Hunkering down on efficiency and cost-cutting
“When you’re a business that has gone through many years of incredibly rapid growth, there are things you just don’t have time for. But then we were faced with a different situation, where the pressure for once wasn’t on the growth, the pressure was on the costs — efficiency! So we actually are getting our operations in order in a way that they weren’t before. Now that revenue is feeling more stable, when we come out of this, I’d like to think we’ll actually be able to rocket ship out of this when the economy starts to rebound.”
Opting out of real estate
“I had a few leases that were hanging in the balance, which would have been really expensive leases. Thank goodness I didn’t sign those. And I won’t sign those, probably, when I come back out of this, in the same way I did. I think one of the things that the landlords are going to have to have as a takeaway is: I don’t think anyone will ever be able to pay what they were paying before. And it’s unfortunate, because it was already a lot less than what they had been paying ten years before. The way I look at it now is, I would never sign those leases. I’m driving 50% to 70% of my brick-and-mortar traffic into stores from online. There’s no reason I should be paying top dollar for a physical retail location. I should assume that if a new pandemic happens, that this is a fixed cost that I’m going to have to deal with. The question I should be asking myself is: will I be able to handle those fixed costs minus the revenue? That’s going to have to be some pretty low rents that I’m paying.”

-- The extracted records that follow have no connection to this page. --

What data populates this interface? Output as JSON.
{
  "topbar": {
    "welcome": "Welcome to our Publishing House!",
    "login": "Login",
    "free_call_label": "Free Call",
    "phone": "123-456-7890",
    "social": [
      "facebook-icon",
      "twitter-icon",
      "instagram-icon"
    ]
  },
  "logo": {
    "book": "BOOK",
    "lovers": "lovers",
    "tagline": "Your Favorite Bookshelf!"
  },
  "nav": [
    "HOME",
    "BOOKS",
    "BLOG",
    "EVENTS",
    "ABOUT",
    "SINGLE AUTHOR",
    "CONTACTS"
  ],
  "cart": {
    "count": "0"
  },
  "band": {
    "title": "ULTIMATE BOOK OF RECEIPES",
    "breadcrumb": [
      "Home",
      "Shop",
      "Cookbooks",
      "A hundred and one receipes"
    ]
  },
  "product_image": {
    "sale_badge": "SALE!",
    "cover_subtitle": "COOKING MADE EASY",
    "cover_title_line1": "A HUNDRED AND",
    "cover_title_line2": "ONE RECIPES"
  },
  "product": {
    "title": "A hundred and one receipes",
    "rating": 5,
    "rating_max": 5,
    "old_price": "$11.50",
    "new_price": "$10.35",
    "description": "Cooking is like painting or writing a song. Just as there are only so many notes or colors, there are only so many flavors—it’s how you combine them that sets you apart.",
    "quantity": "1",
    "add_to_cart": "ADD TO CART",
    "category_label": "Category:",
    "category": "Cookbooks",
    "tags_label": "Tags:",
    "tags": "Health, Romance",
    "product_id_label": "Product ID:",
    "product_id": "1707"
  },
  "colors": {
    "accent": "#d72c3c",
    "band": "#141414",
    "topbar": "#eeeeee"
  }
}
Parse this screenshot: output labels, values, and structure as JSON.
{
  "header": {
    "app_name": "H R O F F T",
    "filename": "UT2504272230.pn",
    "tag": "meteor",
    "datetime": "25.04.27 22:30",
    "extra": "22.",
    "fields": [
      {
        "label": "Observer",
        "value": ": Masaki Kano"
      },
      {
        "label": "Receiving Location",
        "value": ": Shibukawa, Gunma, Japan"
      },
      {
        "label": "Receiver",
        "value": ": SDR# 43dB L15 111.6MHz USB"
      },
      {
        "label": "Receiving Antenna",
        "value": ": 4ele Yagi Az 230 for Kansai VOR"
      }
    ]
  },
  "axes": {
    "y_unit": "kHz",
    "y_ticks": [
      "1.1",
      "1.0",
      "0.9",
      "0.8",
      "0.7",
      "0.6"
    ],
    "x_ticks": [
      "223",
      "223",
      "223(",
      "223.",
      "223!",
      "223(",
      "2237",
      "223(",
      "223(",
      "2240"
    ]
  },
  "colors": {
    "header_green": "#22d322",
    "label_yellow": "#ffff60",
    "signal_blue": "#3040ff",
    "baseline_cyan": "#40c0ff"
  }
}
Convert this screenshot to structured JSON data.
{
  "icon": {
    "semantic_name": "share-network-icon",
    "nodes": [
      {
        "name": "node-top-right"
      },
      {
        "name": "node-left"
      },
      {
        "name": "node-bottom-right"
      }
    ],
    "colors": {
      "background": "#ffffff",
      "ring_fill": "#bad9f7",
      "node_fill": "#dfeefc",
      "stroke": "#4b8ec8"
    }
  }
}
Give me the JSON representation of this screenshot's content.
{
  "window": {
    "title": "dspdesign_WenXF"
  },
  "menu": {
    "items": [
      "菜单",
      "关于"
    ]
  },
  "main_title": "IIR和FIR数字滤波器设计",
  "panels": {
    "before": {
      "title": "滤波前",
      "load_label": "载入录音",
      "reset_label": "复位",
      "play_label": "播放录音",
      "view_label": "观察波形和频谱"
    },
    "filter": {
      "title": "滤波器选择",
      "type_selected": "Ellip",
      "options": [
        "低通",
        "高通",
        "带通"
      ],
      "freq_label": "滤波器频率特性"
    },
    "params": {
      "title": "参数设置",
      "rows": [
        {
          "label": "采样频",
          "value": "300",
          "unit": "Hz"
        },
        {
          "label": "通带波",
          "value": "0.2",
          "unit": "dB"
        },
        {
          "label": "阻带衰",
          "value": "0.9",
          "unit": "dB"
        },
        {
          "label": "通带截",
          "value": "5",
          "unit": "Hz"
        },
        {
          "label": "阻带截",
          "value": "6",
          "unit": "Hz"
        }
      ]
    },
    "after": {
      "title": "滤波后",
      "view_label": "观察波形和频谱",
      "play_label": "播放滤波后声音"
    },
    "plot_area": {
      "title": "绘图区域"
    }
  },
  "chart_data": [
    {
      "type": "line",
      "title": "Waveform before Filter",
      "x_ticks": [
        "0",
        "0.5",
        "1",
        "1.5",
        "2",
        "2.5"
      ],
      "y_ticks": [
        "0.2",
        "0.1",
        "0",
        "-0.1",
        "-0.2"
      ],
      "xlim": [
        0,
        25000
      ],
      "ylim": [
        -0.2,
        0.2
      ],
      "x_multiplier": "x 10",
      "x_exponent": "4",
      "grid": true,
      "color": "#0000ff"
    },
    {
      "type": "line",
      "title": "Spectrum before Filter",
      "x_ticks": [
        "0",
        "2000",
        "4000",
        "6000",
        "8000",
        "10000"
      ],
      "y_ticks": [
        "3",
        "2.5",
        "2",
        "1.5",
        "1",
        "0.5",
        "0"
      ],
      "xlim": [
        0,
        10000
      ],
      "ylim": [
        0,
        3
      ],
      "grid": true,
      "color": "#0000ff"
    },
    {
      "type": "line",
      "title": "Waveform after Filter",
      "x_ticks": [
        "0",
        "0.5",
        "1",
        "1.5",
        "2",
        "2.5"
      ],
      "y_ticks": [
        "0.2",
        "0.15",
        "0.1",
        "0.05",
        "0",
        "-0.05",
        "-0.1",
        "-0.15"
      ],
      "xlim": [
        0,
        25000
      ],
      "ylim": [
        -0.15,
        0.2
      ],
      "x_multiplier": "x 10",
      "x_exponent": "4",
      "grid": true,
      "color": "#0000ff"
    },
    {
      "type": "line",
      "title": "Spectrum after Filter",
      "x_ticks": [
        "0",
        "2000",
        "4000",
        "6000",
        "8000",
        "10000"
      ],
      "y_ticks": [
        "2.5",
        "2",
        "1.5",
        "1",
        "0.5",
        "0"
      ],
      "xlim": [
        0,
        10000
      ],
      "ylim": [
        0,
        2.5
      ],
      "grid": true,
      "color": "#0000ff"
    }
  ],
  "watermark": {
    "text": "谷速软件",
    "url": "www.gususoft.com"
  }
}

The psychology behind a pandemic
“I really pictured that more as a China-centric situation. Because in the past we’ve had other outbreaks there that really didn’t materialize in the same way. We were at that point very much focused on stabilizing our supply chains. Do we need to be in different areas? We were lucky China got back online relatively quickly and we do have different sourcing all over the world, so we really had to pivot, come up with a plan to lean into the products we knew we could get. That was really how we were viewing that, in an isolated way. Mid-March, when it started to become apparent it was going to affect the U.S. in a bigger way, I think it was a day by day change of mindset for me. I would go from one day being like ‘this situation feels very overblown’ to the next going ‘wow, okay, hearing about Italy and what it’s been looking like… we need to take this seriously, move everyone home, close the retail stores.’ It was a mental evolution for me, but also happened very fast.”